In 1569, Spanish explorers discovered passionflower in Peru. Passionflower has naturally occurring phytochemicals that have antispasmodic actions, which help to relieve muscle spasms and tension. This vine also has anti-inflammatory, antioxidant, analgesic, diuretic, hypotensive (lowers blood pressure), disinfectant, and expectorant properties. Passionflower works well alone or with other herbs. Research has found that passionflower actually increases St. John’s Wort herb’s effectiveness. 
 
Research scientists believe passionflower’s calming effects are from the herb’s ability to increase levels of the chemical gamma aminobutyric acid (GABA) in the brain. GABA lowers the activity of some brain cells, thereby making you more relaxed. Passionflower contains three main groups of active phytochemicals: alkaloids, glycosides, and flavonoids. 
 
Supporting research:
  • Mowrey, Daniel. The Scientific Validation of Herbal Medicine. Keats Publishing, Inc New Canaan CT. 1986.

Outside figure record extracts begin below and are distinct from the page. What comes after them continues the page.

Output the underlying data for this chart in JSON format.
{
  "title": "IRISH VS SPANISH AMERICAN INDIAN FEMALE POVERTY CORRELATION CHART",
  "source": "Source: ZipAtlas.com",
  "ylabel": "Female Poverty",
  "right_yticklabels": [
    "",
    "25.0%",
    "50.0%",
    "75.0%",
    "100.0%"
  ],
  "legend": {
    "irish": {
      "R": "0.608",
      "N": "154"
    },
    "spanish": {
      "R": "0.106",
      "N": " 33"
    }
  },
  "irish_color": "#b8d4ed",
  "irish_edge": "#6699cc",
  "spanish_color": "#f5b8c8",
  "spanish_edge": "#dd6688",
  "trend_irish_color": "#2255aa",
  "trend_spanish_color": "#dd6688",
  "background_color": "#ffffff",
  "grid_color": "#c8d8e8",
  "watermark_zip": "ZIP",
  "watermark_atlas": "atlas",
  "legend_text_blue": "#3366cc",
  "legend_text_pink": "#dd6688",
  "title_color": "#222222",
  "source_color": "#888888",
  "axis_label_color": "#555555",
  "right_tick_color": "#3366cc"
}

  • Bruneton, J. Pharmacognosy, Phytochemistry, Medicinal Plants. Intercept, Ltd., Hampshire, England. 1995.
  • Lueng. A., Foster, S. Encyclopedia of Common Natural Ingredients. Wiley & Sons, NY, NY. 1996.
  • Lutomski, J., et al. "Pharmacochemical investigation of the raw materials from Passiflora genus. 2. The pharmacochemical estimation of juices from the fruits of Passiflora edulis and Passiflora edulis forma flavicarpa." Planta Med. 1975;27: 112-121.
  • Dhawan, K., et al. "Aphrodisiac activity of methanol extract of leaves of Passiflora incarnata Linn. in mice." Phytother. Res. 2003; 17(4): 401-3.
  • Herb Clip: Passionflower., "An Herbalist's View of Passionflower" American Botanical Council, Austin, Texas April 10, 1996.